Agomab's Ontunisertib in Fibrostenosing Crohn's Disease: Phase 2a Results and Future Implications

Agomab reports positive Phase 2a topline data for ontunisertib in fibrostenosing Crohn’s disease, suggesting a tolerable, gut‑restricted ALK5 inhibition strategy that could provide an oral option combining anti‑inflammatory and anti‑fibrotic effects for symptomatic ileal strictures.
The company treated 103 randomized participants over a 12‑week double‑blind period and assessed safety, pharmacokinetics, and exploratory endoscopic and imaging measures.
Safety analyses showed similar incidence and severity of adverse events across active and placebo arms, with no treatment‑related cardiac toxicity or overt pro‑inflammatory laboratory or clinical signals. Pharmacokinetic data reported high local gastrointestinal exposure with limited systemic circulation—supporting a gut‑restricted therapeutic index for ontunisertib—and initial open‑label extension observations are consistent with the blinded findings. The lack of untoward laboratory trends or signal amplification in patients already receiving advanced biologic therapy reduces immediate safety concerns and supports continued clinical development.

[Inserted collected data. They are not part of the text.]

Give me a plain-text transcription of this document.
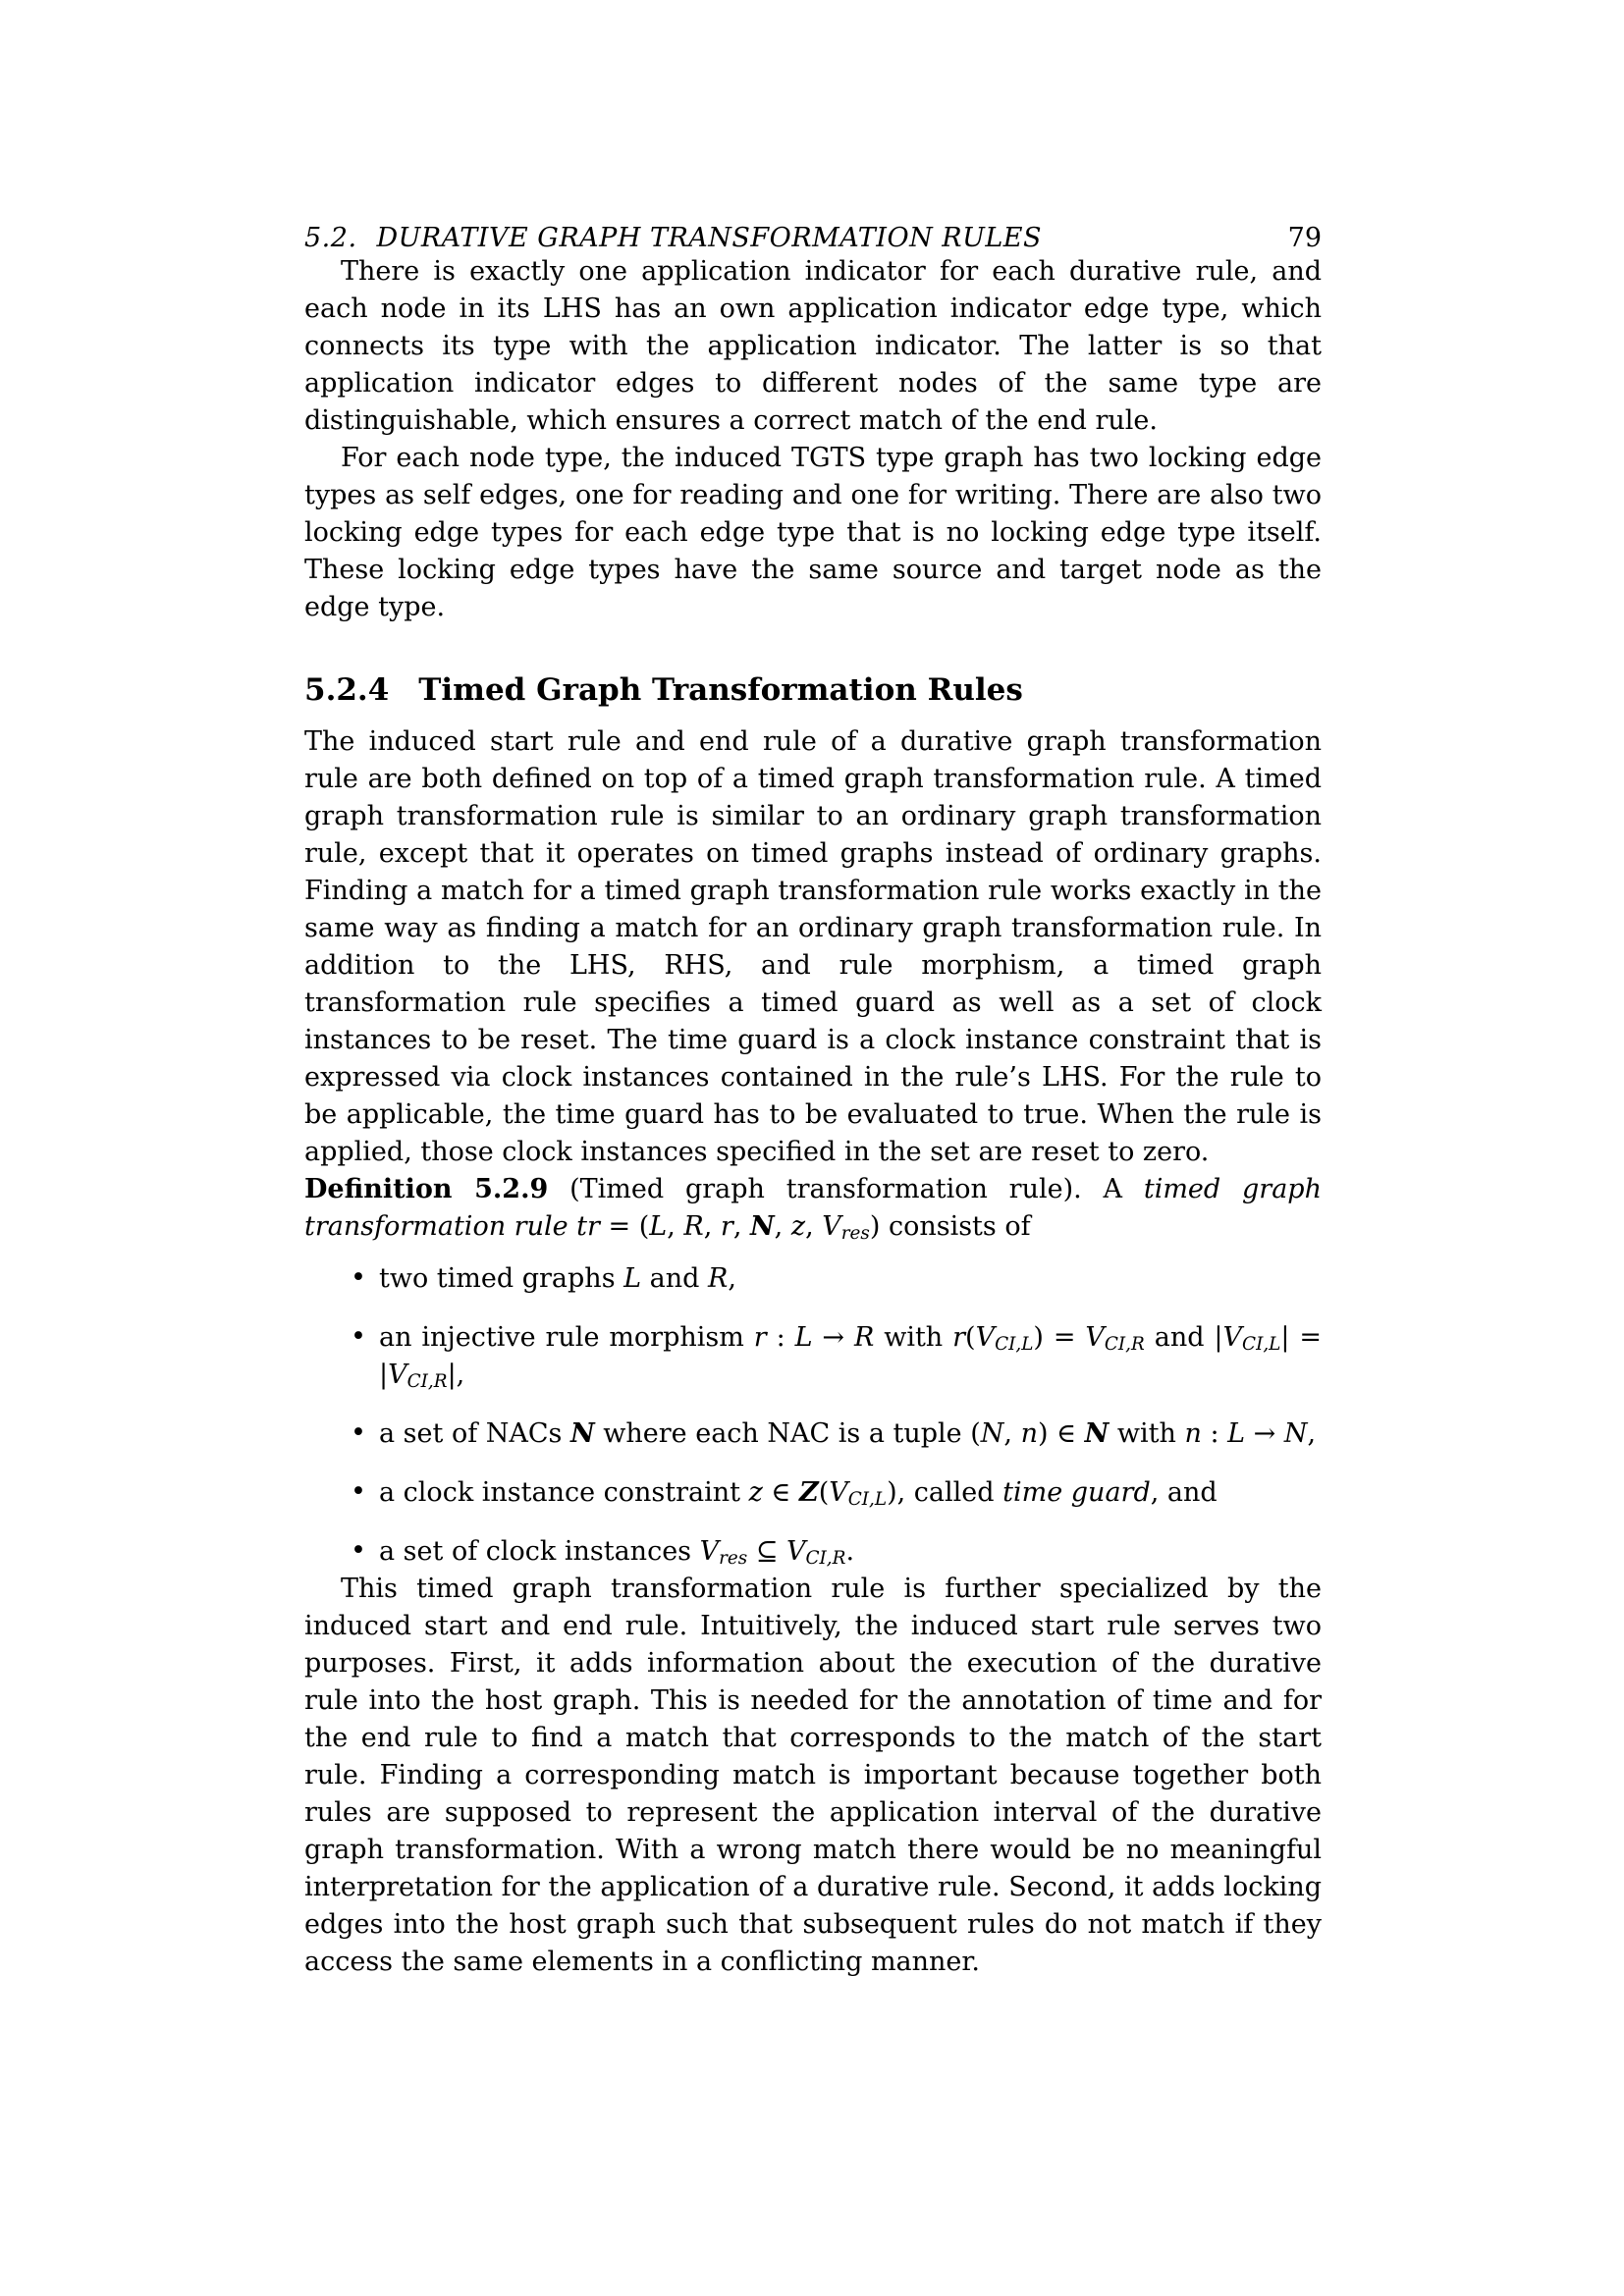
5.2. DURATIVE GRAPH TRANSFORMATION RULES	79

There is exactly one application indicator for each durative rule, and each node in its LHS has an own application indicator edge type, which connects its type with the application indicator. The latter is so that application indicator edges to different nodes of the same type are distinguishable, which ensures a correct match of the end rule.

For each node type, the induced TGTS type graph has two locking edge types as self edges, one for reading and one for writing. There are also two locking edge types for each edge type that is no locking edge type itself. These locking edge types have the same source and target node as the edge type.

5.2.4 Timed Graph Transformation Rules

The induced start rule and end rule of a durative graph transformation rule are both defined on top of a timed graph transformation rule. A timed graph transformation rule is similar to an ordinary graph transformation rule, except that it operates on timed graphs instead of ordinary graphs. Finding a match for a timed graph transformation rule works exactly in the same way as finding a match for an ordinary graph transformation rule. In addition to the LHS, RHS, and rule morphism, a timed graph transformation rule specifies a timed guard as well as a set of clock instances to be reset. The time guard is a clock instance constraint that is expressed via clock instances contained in the rule’s LHS. For the rule to be applicable, the time guard has to be evaluated to true. When the rule is applied, those clock instances specified in the set are reset to zero.

Definition 5.2.9 (Timed graph transformation rule). A timed graph transformation rule tr = (L, R, r, N, z, Vres) consists of

• two timed graphs L and R,
• an injective rule morphism r : L → R with r(VCI,L) = VCI,R and |VCI,L| = |VCI,R|,
• a set of NACs N where each NAC is a tuple (N, n) ∈ N with n : L → N,
• a clock instance constraint z ∈ Z(VCI,L), called time guard, and
• a set of clock instances Vres ⊆ VCI,R.

This timed graph transformation rule is further specialized by the induced start and end rule. Intuitively, the induced start rule serves two purposes. First, it adds information about the execution of the durative rule into the host graph. This is needed for the annotation of time and for the end rule to find a match that corresponds to the match of the start rule. Finding a corresponding match is important because together both rules are supposed to represent the application interval of the durative graph transformation. With a wrong match there would be no meaningful interpretation for the application of a durative rule. Second, it adds locking edges into the host graph such that subsequent rules do not match if they access the same elements in a conflicting manner.
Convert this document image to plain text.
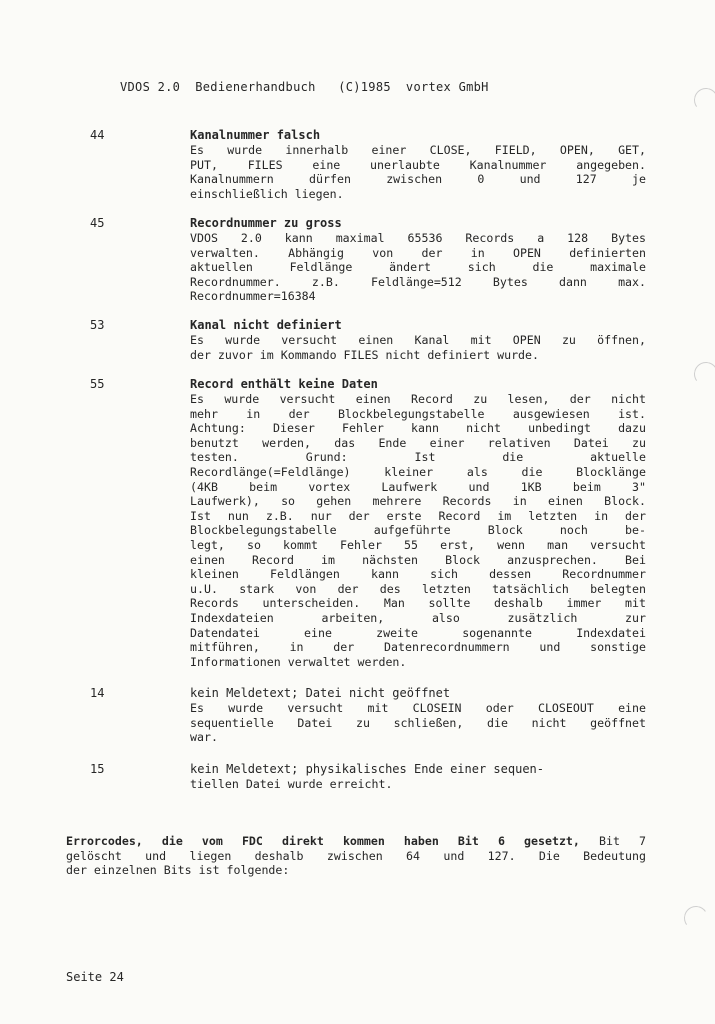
VDOS 2.0  Bedienerhandbuch   (C)1985  vortex GmbH
44	Kanalnummer falsch
Es wurde innerhalb einer CLOSE, FIELD, OPEN, GET,
PUT, FILES eine unerlaubte Kanalnummer angegeben.
Kanalnummern dürfen zwischen 0 und 127 je
einschließlich liegen.
45	Recordnummer zu gross
VDOS 2.0 kann maximal 65536 Records a 128 Bytes
verwalten. Abhängig von der in OPEN definierten
aktuellen Feldlänge ändert sich die maximale
Recordnummer. z.B. Feldlänge=512 Bytes dann max.
Recordnummer=16384
53	Kanal nicht definiert
Es wurde versucht einen Kanal mit OPEN zu öffnen,
der zuvor im Kommando FILES nicht definiert wurde.
55	Record enthält keine Daten
Es wurde versucht einen Record zu lesen, der nicht
mehr in der Blockbelegungstabelle ausgewiesen ist.
Achtung: Dieser Fehler kann nicht unbedingt dazu
benutzt werden, das Ende einer relativen Datei zu
testen. Grund: Ist die aktuelle
Recordlänge(=Feldlänge) kleiner als die Blocklänge
(4KB beim vortex Laufwerk und 1KB beim 3"
Laufwerk), so gehen mehrere Records in einen Block.
Ist nun z.B. nur der erste Record im letzten in der
Blockbelegungstabelle aufgeführte Block noch be-
legt, so kommt Fehler 55 erst, wenn man versucht
einen Record im nächsten Block anzusprechen. Bei
kleinen Feldlängen kann sich dessen Recordnummer
u.U. stark von der des letzten tatsächlich belegten
Records unterscheiden. Man sollte deshalb immer mit
Indexdateien arbeiten, also zusätzlich zur
Datendatei eine zweite sogenannte Indexdatei
mitführen, in der Datenrecordnummern und sonstige
Informationen verwaltet werden.
14	kein Meldetext; Datei nicht geöffnet
Es wurde versucht mit CLOSEIN oder CLOSEOUT eine
sequentielle Datei zu schließen, die nicht geöffnet
war.
15	kein Meldetext; physikalisches Ende einer sequen-
tiellen Datei wurde erreicht.
Errorcodes, die vom FDC direkt kommen haben Bit 6 gesetzt, Bit 7
gelöscht und liegen deshalb zwischen 64 und 127. Die Bedeutung
der einzelnen Bits ist folgende:
Seite 24
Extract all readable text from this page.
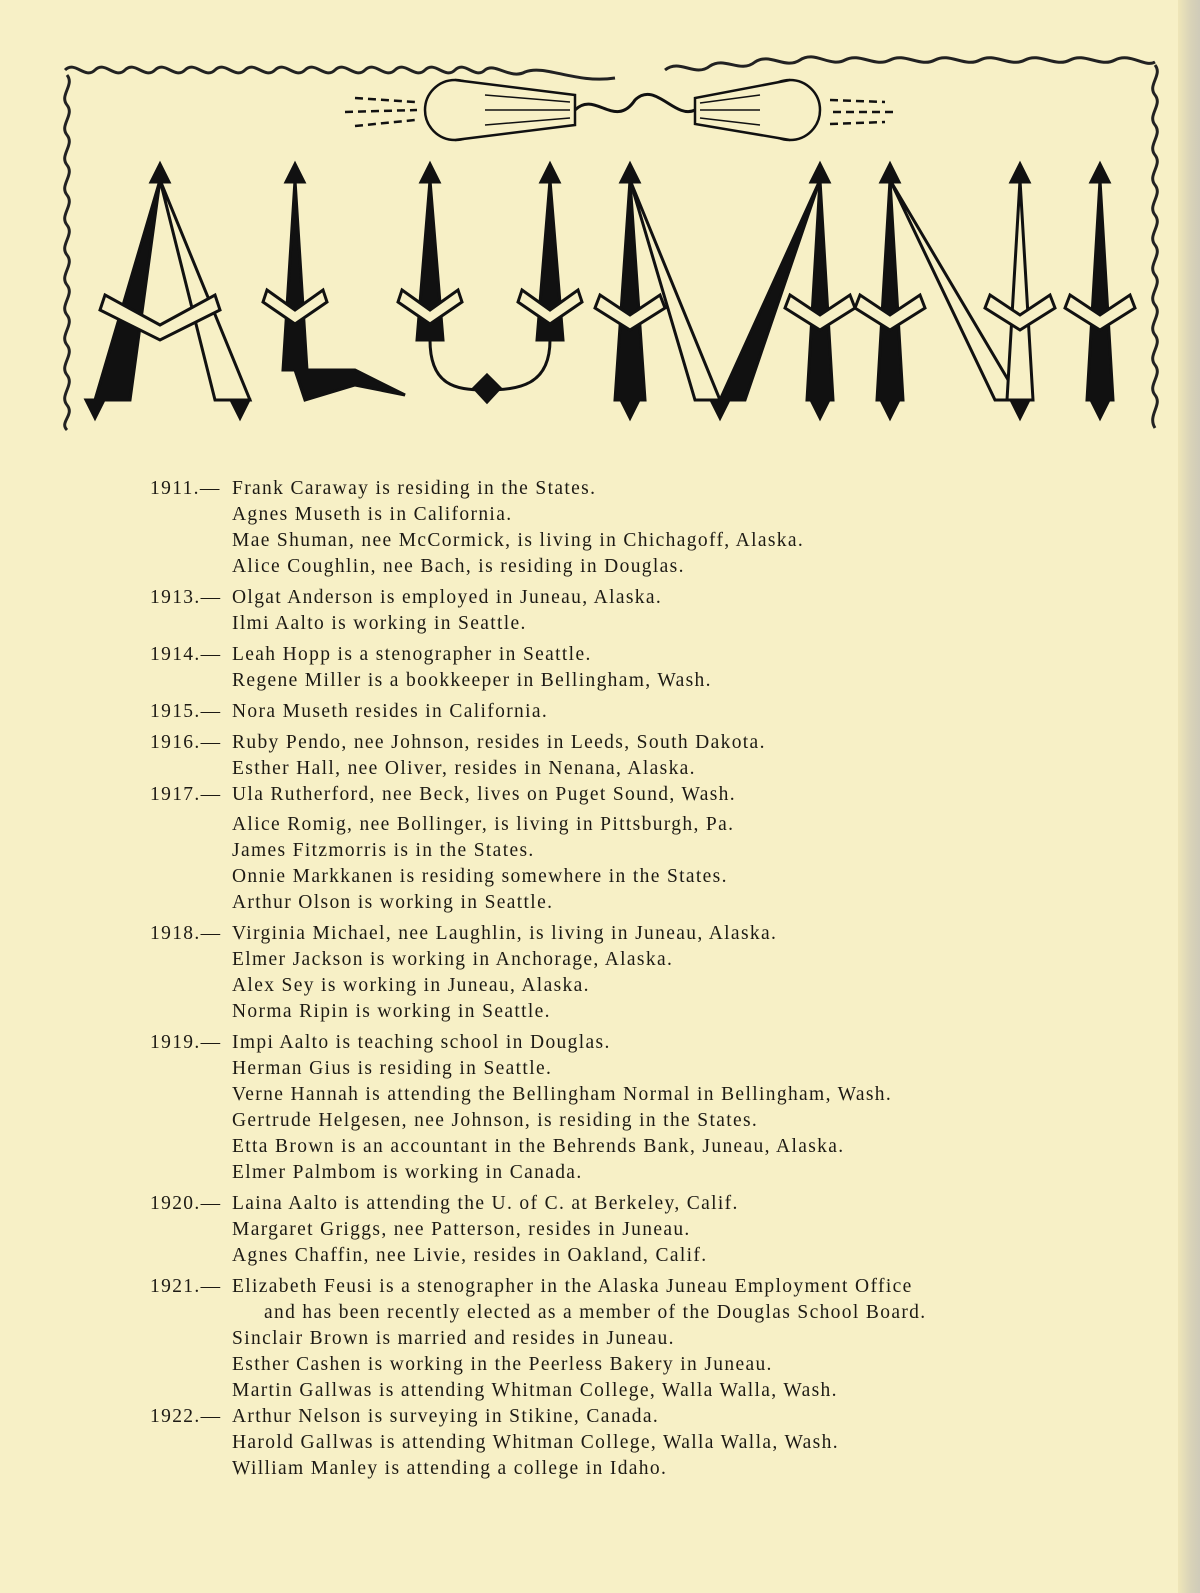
1911.— Frank Caraway is residing in the States.
Agnes Museth is in California.
Mae Shuman, nee McCormick, is living in Chichagoff, Alaska.
Alice Coughlin, nee Bach, is residing in Douglas.
1913.— Olgat Anderson is employed in Juneau, Alaska.
Ilmi Aalto is working in Seattle.
1914.— Leah Hopp is a stenographer in Seattle.
Regene Miller is a bookkeeper in Bellingham, Wash.
1915.— Nora Museth resides in California.
1916.— Ruby Pendo, nee Johnson, resides in Leeds, South Dakota.
Esther Hall, nee Oliver, resides in Nenana, Alaska.
1917.— Ula Rutherford, nee Beck, lives on Puget Sound, Wash.
Alice Romig, nee Bollinger, is living in Pittsburgh, Pa.
James Fitzmorris is in the States.
Onnie Markkanen is residing somewhere in the States.
Arthur Olson is working in Seattle.
1918.— Virginia Michael, nee Laughlin, is living in Juneau, Alaska.
Elmer Jackson is working in Anchorage, Alaska.
Alex Sey is working in Juneau, Alaska.
Norma Ripin is working in Seattle.
1919.— Impi Aalto is teaching school in Douglas.
Herman Gius is residing in Seattle.
Verne Hannah is attending the Bellingham Normal in Bellingham, Wash.
Gertrude Helgesen, nee Johnson, is residing in the States.
Etta Brown is an accountant in the Behrends Bank, Juneau, Alaska.
Elmer Palmbom is working in Canada.
1920.— Laina Aalto is attending the U. of C. at Berkeley, Calif.
Margaret Griggs, nee Patterson, resides in Juneau.
Agnes Chaffin, nee Livie, resides in Oakland, Calif.
1921.— Elizabeth Feusi is a stenographer in the Alaska Juneau Employment Office
and has been recently elected as a member of the Douglas School Board.
Sinclair Brown is married and resides in Juneau.
Esther Cashen is working in the Peerless Bakery in Juneau.
Martin Gallwas is attending Whitman College, Walla Walla, Wash.
1922.— Arthur Nelson is surveying in Stikine, Canada.
Harold Gallwas is attending Whitman College, Walla Walla, Wash.
William Manley is attending a college in Idaho.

Per the announcement, the sponsor reported exploratory trends toward improvement in some SES‑CD components and directional shifts in multiple MRE parameters relevant to strictures; these company‑reported signals were consistent across endoscopic and imaging readouts and align with the proposed dual anti‑inflammatory/anti‑fibrotic mechanism of ALK5 inhibition. These endpoints were exploratory—the study was not powered to confirm efficacy—so the observed trends are hypothesis‑generating and justify a larger, controlled follow‑up study.
Agomab has signaled plans to initiate a Phase 2b program while preparing detailed STENOVA datasets for scientific presentation and engaging regulatory authorities on the development pathway. The sponsor intends to use target‑engagement and transcriptomic biomarker data to refine dose selection and patient enrichment strategies in subsequent studies.